Research Article | Open Access

Volume 2016 | Article ID 9794570 | https://doi.org/10.1155/2016/9794570

Evaluation of “Dream Herb,” Calea zacatechichi, for Nephrotoxicity Using Human Kidney Proximal Tubule Cells

Miriam E. Mossoba,¹Thomas J. Flynn,¹Sanah Vohra,¹Paddy Wiesenfeld,¹and Robert L. Sprando¹

Academic Editor: Orish Ebere Orisakwe

Received29 Feb 2016

Accepted01 Aug 2016

Published15 Sept 2016

Abstract

A recent surge in the use of dietary supplements, including herbal remedies, necessitates investigations into their safety profiles. “Dream herb,” Calea zacatechichi, has long been used in traditional folk medicine for a variety of purposes and is currently being marketed in the US for medicinal purposes, including diabetes treatment. Despite the inherent vulnerability of the renal system to xenobiotic toxicity, there is a lack of safety studies on the nephrotoxic potential of this herb. Additionally, the high frequency of diabetes-associated kidney disease makes safety screening of C. zacatechichi for safety especially important. We exposed human proximal tubule HK-2 cells to increasing doses of this herb alongside known toxicant and protectant control compounds to examine potential toxicity effects of C. zacatechichi relative to control compounds. We evaluated both cellular and mitochondrial functional changes related to toxicity of this dietary supplement and found that even at low doses evidence of cellular toxicity was significant. Moreover, these findings correlated with significantly elevated levels of nephrotoxicity biomarkers, lending further support for the need to further scrutinize the safety of this herbal dietary supplement.

1. Introduction

Calea zacatechichi (also called Calea ternifolia or “Dream Herb”) is a flowering plant native to Central America and has a long tradition of use as a medicinal plant in indigenous cultures [1]. Exposure through inhalation (smoking) or ingestion (as tea) is primarily used to temporarily intensify lucid dreaming. It is also widely consumed to treat problems associated with the gastrointestinal and endocrine systems [2]. It has recently been marketed as a dietary supplement in the management of diabetes due to its ability to induce hypoglycemic effects [3–5] although its mechanism(s) of action remain unclear.

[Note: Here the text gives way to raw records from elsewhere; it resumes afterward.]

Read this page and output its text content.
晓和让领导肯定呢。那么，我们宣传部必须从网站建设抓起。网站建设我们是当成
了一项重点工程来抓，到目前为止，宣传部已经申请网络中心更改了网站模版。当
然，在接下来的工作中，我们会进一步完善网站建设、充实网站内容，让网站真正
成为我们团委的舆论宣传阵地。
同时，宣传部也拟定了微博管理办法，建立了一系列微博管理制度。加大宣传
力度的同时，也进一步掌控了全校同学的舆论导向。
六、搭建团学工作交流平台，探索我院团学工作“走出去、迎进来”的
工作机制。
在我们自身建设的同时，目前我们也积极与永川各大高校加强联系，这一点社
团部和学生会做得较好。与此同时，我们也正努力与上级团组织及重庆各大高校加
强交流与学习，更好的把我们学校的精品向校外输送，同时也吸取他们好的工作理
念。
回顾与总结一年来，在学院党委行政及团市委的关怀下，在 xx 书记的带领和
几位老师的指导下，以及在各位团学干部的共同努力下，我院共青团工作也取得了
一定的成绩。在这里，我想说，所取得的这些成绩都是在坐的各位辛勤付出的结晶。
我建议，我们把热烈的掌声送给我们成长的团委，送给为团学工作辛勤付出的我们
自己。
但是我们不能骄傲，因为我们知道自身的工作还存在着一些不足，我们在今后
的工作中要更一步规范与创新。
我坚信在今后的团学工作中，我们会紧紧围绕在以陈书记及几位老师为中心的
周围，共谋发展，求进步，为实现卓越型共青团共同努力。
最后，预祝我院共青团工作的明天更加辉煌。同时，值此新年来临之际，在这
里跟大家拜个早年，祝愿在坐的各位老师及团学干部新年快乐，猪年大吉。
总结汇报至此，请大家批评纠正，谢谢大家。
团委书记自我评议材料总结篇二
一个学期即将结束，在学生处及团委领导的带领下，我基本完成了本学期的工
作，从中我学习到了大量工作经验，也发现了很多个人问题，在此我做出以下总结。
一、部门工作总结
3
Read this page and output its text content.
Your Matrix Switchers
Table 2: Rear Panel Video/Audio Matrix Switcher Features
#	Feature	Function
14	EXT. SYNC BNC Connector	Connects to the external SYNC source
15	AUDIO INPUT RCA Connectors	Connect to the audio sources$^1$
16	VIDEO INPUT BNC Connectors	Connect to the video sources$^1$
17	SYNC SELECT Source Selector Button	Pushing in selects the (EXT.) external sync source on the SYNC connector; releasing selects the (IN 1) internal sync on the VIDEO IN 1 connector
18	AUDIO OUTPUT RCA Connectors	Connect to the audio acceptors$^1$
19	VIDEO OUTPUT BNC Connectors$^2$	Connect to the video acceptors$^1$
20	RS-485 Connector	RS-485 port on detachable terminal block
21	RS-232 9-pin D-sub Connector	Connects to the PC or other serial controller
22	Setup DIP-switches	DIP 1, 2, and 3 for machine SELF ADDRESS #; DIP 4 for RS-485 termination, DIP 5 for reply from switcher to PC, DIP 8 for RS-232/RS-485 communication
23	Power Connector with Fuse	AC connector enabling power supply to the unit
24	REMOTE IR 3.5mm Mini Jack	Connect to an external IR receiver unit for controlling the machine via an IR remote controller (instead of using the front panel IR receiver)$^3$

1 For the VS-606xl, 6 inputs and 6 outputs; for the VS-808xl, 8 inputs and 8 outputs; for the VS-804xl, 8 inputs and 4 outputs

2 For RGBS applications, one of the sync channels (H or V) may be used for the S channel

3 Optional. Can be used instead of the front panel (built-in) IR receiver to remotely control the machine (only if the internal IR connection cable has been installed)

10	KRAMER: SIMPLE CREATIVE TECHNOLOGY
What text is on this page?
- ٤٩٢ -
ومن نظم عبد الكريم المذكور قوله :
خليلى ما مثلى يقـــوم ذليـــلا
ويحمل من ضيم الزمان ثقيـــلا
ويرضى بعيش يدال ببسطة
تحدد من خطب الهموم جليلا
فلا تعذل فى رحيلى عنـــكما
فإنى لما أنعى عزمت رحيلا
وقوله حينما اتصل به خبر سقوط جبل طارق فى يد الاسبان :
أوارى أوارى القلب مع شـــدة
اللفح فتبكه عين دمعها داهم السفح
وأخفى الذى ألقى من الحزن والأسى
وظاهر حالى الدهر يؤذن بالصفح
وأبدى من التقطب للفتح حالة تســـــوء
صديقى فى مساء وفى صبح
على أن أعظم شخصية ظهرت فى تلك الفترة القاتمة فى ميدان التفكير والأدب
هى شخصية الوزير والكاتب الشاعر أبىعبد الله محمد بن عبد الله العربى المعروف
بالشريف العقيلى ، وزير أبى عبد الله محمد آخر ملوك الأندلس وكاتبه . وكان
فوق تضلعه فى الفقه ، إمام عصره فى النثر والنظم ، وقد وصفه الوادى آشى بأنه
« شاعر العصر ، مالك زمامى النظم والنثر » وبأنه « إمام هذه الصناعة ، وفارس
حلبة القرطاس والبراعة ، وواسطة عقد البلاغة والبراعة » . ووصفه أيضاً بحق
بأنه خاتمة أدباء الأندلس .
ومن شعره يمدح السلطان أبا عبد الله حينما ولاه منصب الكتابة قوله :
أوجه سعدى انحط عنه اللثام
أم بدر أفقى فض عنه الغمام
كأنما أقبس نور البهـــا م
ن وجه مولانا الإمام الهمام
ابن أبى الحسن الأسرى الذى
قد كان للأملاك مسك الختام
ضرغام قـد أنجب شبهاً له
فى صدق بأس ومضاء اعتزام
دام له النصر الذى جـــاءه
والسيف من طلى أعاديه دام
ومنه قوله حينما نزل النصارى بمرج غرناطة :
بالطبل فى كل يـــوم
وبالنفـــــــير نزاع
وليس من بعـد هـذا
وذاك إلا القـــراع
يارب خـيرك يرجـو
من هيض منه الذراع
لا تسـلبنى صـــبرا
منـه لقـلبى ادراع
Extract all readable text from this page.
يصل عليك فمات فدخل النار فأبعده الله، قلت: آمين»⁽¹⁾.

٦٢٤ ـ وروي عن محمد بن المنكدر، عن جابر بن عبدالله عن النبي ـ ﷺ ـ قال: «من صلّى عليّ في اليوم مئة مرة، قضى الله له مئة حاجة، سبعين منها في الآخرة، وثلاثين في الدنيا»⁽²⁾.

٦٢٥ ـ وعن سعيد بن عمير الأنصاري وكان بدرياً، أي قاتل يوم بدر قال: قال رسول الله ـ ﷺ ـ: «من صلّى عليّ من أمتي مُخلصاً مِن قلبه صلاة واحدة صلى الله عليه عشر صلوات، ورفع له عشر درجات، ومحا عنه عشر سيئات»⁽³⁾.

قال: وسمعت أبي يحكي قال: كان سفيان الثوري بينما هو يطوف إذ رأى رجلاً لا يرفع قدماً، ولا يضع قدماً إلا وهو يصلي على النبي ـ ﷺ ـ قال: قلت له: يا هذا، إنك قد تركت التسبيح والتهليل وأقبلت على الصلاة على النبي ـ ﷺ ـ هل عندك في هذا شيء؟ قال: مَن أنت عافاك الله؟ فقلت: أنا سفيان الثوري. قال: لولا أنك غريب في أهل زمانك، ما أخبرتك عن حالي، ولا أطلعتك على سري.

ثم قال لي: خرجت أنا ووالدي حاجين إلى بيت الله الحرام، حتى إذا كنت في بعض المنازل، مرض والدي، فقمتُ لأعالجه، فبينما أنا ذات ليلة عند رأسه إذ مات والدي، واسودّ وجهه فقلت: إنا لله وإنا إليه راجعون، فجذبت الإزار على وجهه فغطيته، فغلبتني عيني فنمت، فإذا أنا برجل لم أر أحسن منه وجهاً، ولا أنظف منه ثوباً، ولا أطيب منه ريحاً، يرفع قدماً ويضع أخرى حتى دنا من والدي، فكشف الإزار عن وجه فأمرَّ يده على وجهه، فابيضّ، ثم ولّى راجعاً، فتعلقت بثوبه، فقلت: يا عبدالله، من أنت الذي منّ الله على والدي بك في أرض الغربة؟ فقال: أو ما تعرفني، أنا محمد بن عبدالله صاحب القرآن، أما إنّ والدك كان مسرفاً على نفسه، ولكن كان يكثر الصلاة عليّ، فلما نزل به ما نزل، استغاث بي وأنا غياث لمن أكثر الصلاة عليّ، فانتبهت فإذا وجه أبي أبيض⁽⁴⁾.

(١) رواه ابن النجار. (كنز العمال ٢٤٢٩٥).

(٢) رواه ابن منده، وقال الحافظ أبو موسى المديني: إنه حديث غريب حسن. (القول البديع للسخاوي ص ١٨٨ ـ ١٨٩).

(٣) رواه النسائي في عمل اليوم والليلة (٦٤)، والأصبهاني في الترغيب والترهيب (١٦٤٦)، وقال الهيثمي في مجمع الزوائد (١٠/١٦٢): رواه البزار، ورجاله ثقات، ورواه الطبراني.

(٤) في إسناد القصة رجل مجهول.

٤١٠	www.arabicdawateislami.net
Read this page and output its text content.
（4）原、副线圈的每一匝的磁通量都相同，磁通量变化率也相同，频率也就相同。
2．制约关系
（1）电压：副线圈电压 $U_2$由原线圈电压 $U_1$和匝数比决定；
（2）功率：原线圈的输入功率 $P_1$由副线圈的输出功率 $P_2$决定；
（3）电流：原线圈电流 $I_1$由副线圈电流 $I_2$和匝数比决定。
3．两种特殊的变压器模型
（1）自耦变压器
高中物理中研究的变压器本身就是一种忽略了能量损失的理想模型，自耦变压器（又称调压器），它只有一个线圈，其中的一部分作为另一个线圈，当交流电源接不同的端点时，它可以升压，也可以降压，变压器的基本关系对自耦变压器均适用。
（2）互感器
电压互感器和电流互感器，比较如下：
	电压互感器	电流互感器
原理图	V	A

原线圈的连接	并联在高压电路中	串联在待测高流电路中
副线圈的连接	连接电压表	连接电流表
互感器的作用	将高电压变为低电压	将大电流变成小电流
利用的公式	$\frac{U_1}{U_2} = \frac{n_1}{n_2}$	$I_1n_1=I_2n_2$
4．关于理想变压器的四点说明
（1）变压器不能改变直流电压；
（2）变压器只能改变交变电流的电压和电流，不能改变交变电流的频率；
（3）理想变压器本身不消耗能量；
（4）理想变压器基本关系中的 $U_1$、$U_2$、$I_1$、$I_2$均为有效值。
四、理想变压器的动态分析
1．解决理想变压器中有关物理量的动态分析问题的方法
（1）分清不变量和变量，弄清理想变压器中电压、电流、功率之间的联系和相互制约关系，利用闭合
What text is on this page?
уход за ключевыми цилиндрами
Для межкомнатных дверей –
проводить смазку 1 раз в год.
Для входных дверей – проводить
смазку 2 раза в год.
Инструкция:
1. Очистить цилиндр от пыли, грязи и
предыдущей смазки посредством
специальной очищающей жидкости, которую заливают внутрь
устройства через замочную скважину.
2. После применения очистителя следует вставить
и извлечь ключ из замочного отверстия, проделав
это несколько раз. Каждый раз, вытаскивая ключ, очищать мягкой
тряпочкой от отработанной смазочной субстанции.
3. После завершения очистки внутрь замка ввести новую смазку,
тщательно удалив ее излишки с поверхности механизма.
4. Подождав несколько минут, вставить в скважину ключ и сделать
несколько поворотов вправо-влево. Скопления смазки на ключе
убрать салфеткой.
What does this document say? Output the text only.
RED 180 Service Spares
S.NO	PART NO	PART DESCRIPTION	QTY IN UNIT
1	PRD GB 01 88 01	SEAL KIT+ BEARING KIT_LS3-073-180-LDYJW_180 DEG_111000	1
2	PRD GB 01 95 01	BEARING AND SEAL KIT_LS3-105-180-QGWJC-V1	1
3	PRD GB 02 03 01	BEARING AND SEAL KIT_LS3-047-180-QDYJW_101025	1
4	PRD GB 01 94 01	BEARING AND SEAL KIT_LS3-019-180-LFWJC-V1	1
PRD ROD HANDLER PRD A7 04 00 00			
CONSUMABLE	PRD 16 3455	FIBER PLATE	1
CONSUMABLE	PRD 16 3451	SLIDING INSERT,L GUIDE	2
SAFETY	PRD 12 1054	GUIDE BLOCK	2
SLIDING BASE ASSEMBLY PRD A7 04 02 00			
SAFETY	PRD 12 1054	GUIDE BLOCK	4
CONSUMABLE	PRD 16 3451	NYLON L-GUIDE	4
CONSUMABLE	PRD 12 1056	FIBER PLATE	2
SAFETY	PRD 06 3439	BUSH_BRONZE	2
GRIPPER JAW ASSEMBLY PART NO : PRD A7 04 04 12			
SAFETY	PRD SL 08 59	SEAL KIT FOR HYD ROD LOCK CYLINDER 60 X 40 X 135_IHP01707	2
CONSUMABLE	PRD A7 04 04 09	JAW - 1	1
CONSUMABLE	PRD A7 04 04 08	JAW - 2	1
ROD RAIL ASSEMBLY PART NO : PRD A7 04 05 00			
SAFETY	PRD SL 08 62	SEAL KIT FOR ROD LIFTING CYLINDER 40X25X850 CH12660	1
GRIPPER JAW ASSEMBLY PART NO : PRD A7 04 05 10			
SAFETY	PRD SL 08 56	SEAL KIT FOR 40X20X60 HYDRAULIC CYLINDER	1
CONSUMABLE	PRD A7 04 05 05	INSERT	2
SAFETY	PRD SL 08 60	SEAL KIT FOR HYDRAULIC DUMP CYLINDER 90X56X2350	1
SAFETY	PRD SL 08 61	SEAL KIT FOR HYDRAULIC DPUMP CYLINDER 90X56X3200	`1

The oneirogenic and other biological effects of C. zacatechichi are attributed in part to their flavones and germacrolides components [6–10]. However, flavones represent a class of flavonoids that have been shown to carry cytotoxic effects in part through induction of cytochrome P450 enzyme expression [11–13]. In addition, germacrolides are part of the class of sesquiterpene lactones, which can also exhibit negative effects on both prokaryotic and mammalian cells [14]. The cytotoxicity of both flavonoids and sesquiterpene lactones has been exploited for use as therapy against cancer [15, 16].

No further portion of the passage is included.